Surgery for Male Infertility
When non-surgical and natural remedies fail to improve male fertility, surgical options are the key to fulfill the dream of having children. What is nice about surgical treatments for male infertility is that they can “cure” the problem and allow for conception at home and not in the laboratory.
The following types of surgery are procedures for treating some male fertility problems:
A varicocele is a cluster of varicose veins around the vas.
The increased blood circulation in these veins is thought to increase testicular temperature and may reduce sperm production.
In cases where the sperm count or sperm quality is very poor and the varicocele is very large, there may be benefit in removing or tying off the varicocele.
When there is a zero sperm count and the testicles are of normal size, the cause is either an obstruction to sperm outflow or a failure of the testicles to produce sperm.
A testicular biopsy, performed under a light general anaesthetic, can find out the reason for the low sperm count. A small portion of tissue is removed from both testicles and sent for histological laboratory examination.
If this reveals sperm in normal numbers, the sperm ‘factory’ is working normally and the zero sperm count is due to an obstruction.
Pre-operation If there has been an interval of more than seven years since your vasectomy operation, your surgeon may suggest you are screened for anti-sperm antibodies before proceeding with surgery.
If you have high antibody levels, it may be difficult for your sperm to fertilise an egg, even after surgery.
The operation Usually, the operation is carried out under general anaesthetic, although occasionally, a local anaesthetic or epidural / spinal may be used instead.
The operation can take up to one - three hours and may be performed using open or micro surgery.
The operation can either be performed through a small incision on each side of the scrotum or as a single mid-line incision to expose the cut ends of each vas deferens – the tubes that carry sperm from the epididymis of each testicle during ejaculation. One of two methods may then be used:
With an operation called a vasovasostomy, the cut ends of the vas deferens are rejoined.
- OR -
With an operation called a vaso-epididymostomy, the cut end of the vas deferens is joined to the tube that makes up the epididymis. This operation is not usually as successful as vasovasostomy.

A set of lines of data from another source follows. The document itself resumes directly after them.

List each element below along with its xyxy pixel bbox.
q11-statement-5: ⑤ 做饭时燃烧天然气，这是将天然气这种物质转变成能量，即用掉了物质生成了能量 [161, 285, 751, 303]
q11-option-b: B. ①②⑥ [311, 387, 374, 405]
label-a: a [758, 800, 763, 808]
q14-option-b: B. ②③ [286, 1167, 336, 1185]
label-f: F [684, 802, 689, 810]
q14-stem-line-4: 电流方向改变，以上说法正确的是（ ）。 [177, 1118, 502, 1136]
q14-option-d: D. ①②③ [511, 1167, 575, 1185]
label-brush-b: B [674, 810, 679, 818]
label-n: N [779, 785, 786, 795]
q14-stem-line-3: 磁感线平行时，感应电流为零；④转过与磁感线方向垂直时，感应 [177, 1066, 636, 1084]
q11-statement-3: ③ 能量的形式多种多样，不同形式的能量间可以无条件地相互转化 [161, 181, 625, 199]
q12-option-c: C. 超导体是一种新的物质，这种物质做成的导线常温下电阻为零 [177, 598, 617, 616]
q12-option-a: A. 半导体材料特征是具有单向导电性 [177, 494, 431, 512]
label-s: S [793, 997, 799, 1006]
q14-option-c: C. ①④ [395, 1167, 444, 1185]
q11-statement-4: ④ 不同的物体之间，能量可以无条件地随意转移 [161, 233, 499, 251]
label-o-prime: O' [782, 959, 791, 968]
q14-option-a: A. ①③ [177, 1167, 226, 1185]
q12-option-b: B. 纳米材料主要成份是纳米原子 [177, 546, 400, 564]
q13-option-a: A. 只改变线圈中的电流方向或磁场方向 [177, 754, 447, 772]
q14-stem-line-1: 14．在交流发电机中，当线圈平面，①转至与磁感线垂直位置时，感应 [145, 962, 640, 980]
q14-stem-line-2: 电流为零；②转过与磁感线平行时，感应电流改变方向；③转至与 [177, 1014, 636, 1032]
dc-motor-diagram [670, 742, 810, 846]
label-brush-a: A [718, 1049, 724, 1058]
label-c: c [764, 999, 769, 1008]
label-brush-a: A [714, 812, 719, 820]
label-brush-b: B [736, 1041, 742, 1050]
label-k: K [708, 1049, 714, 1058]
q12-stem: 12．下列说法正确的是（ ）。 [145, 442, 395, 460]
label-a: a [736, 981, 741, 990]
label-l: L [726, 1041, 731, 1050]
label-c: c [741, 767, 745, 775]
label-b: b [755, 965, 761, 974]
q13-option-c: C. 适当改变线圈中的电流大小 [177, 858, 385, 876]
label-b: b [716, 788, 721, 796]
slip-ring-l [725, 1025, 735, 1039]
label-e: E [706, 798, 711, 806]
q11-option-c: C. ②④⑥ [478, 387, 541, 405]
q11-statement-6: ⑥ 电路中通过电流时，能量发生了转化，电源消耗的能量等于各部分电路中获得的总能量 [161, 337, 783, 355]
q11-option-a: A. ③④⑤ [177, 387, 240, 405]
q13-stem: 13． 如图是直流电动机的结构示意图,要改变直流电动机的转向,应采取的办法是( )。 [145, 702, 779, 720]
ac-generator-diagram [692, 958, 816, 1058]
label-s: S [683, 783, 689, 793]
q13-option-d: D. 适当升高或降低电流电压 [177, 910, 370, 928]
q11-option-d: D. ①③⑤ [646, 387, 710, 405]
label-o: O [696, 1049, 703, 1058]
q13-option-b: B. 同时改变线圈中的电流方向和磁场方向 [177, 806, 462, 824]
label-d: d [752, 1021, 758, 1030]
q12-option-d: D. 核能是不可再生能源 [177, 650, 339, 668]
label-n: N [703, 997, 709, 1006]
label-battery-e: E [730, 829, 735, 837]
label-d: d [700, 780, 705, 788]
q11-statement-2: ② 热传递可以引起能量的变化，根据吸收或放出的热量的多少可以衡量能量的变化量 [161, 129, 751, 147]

Recovery takes between 7-10 days.
Success rates As with all surgery, there is no guarantee of a successful outcome. Sometimes only one side can be reversed, or one side have a vasovasostomy and the other a vaso-epididymostomy.
Approximately 60 - 80% of reversal procedures are successful. If you are successful, it is recommended that you arrange to bank sperm with your assisted conception unit. Sometimes the vas that was opened by surgery closes up again.
If your operation was not successful, your surgeon may agree to perform a second attempt, but the success rate will not be as high as after a first attempt.
Sometimes it isn't possible to reverse a vasectomy or you may not wish to undergo such surgery.
If you can't produce any sperm, a small operation known as surgical sperm retrieval can be carried out to remove the sperm from the epididymis or directly from the testicles.
These are minor surgical procedures and can be performed either under local anaesthetic or light general anaesthetic. They can be moderately painful.
PESA (Percutaneous Epididymal Sperm Aspiration) involves guiding a small needle through the skin into the epididymis to draw out a small amount of fluid containing sperm.
TESA (Testicular Sperm Aspiration)uses a small needle to extract relatively mature sperm from the substance of the testicles.
TESE (Testicular sperm extraction) uses the same method to remove a small amount of tissue from the testes.